US Supreme Court Pushes Government to Allow Guantanamo Detainee to Testify - Report
00:33 GMT 07.10.2021 (Updated: 00:38 GMT 07.10.2021)
According to a report, US Supreme Court justices on Wednesday questioned the US government’s decision in not allowing a suspected high-ranking al-Qaeda* figure held at the American naval base at Guantanamo Bay, Cuba, to testify about the torture he endured at the hands of the CIA.
Both liberal and conservative Supreme Court justices pressed
US Solicitor General Brian Fletcher on the subject, as the court faced turmoil in the government’s decision to prevent two previous CIA contractors from being questioned in a criminal investigation in Poland’s "black site" examining the treatment of detainee Abu Zubaydah
Supreme Court Justice Neil M. Gorsuch was amongst the few justices that appeared to see the option of Zubaydah testifying himself as an alternative after being skeptical that Zubaydah’s lawyers could overcome the government’s national security arguments.
“Why not make the witness available?” asked the conservative justice, referring to Zubaydah. “What is the government’s objection to the witness testifying in his own treatment and not requiring any addition from the government of any kind?”
Gorsuch was joined by liberal Justice Stephen Breyer, who asked why Zubaydah was still in Guantanamo Bay after 15 years, especially after having never been charged with a crime. "I don't understand why he is still there," Breyer said.
Justice Sonia Sotomayor pushed Fletcher to provide a "clear answer — without invoking state secret or other privilege."
Fletcher’s response was that the request had to be taken back to the Defense Department, which is holding the detainee.
"We cannot offer that now.
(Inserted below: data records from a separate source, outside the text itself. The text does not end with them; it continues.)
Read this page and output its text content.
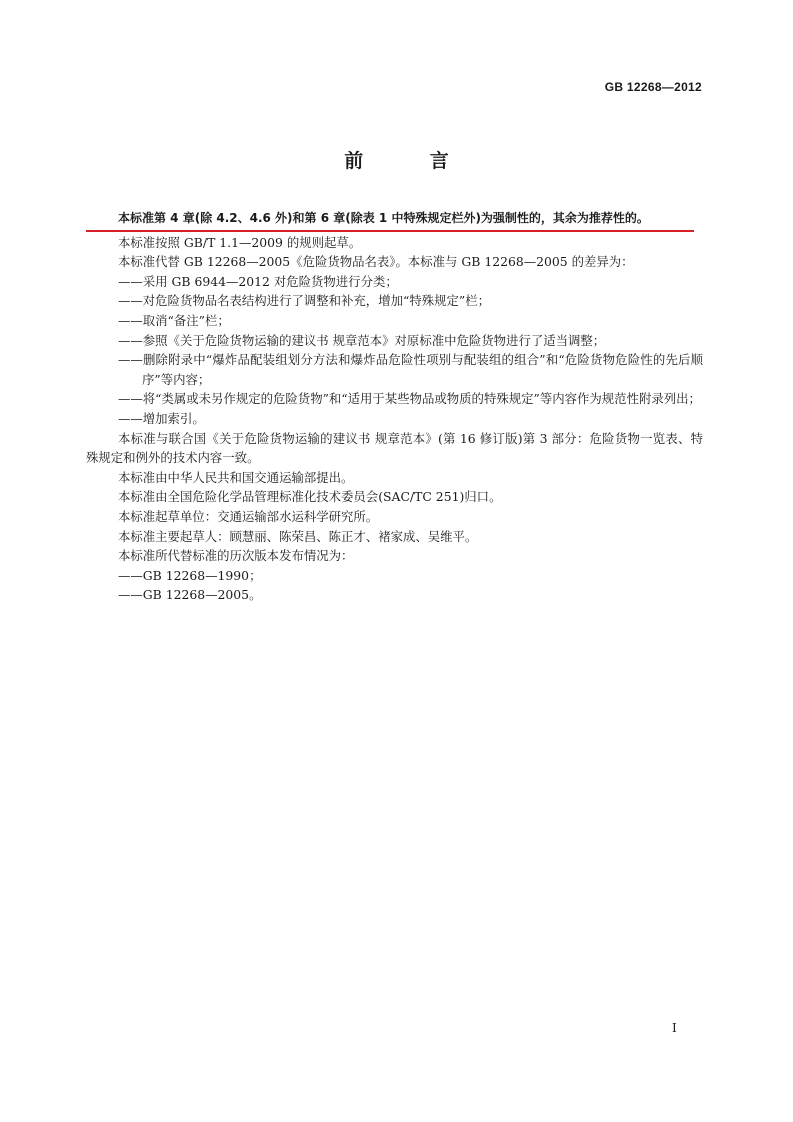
GB 12268—2012
前 言
本标准第 4 章(除 4.2、4.6 外)和第 6 章(除表 1 中特殊规定栏外)为强制性的，其余为推荐性的。
本标准按照 GB/T 1.1—2009 的规则起草。
本标准代替 GB 12268—2005《危险货物品名表》。本标准与 GB 12268—2005 的差异为：
——采用 GB 6944—2012 对危险货物进行分类；
——对危险货物品名表结构进行了调整和补充，增加“特殊规定”栏；
——取消“备注”栏；
——参照《关于危险货物运输的建议书 规章范本》对原标准中危险货物进行了适当调整；
——删除附录中“爆炸品配装组划分方法和爆炸品危险性项别与配装组的组合”和“危险货物危险性的先后顺序”等内容；
——将“类属或未另作规定的危险货物”和“适用于某些物品或物质的特殊规定”等内容作为规范性附录列出；
——增加索引。
本标准与联合国《关于危险货物运输的建议书 规章范本》(第 16 修订版)第 3 部分：危险货物一览表、特殊规定和例外的技术内容一致。
本标准由中华人民共和国交通运输部提出。
本标准由全国危险化学品管理标准化技术委员会(SAC/TC 251)归口。
本标准起草单位：交通运输部水运科学研究所。
本标准主要起草人：顾慧丽、陈荣昌、陈正才、褚家成、吴维平。
本标准所代替标准的历次版本发布情况为：
——GB 12268—1990；
——GB 12268—2005。
I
It's a request that has not been made,” Fletcher said. He added that as he could not commit to him testifying, and that he would get back to the court on the issue.
According to Zubaydah’s lawyer, David Klein, he is allegedly not permitted to testify under the conditions of his Guantanamo confinement.
The central issue of the case concerns Zubaydah, 50, who spent 15 years at Guantanamo after allegedly being “an associate and longtime terrorist ally of Osama bin Laden,” a Justice Department filing read.
Zubaydah was the first prisoner held by the CIA to undergo extensive torture. Aside from being blind, he is said to have endured waterboarding - a harsh interrogation technique that causes one to experience the sensation of drowning - as much as 83 times in just a single month, according to US government documents.
The detainee is requesting a subpoena testimony from the CIA contractors who supervised his torture, as the government appeals a lower court ruling that contractors James Elmer Mitchell and John Bruce Jessen could be subpoenaed under a US law that lets federal courts enforce a request for testimony or other evidence for a foreign legal proceeding.
Zubaydah’s lawyers have pushed Mitchell and Jessen to testify and provide documents in the criminal investigation in Poland — a location that is believed to be a CIA “black site” where harsh interrogation techniques were used.
To prevent them from being questioned and allegedly jeopardizing national security, the US government has asserted what is known as the "state-secrets privilege.”
Two psychologists who supervised Zubaydah's torture took over when the FBI failed to come up with the information that the CIA thought Zubaydah had.
In 2010, Zubaydah’s attorneys filed a criminal complaint in Poland to hold Polish officials accountable for their complicity in his "unlawful detention and torture." However, the US government refused to provide the information on grounds of national security. The move subsequently resulted in Zubaydah's lawyer filing an appeal to the European Court on Human Rights, prompting a reopening of the Polish investigation.
A testimony from the two psychologists that had supervised Zubaydah’s questioning was sought in the US shortly after.
A Supreme Court ruling is due by the end of June.
*Al-Qaeda is a terrorist organization banned in Russia and many other countries.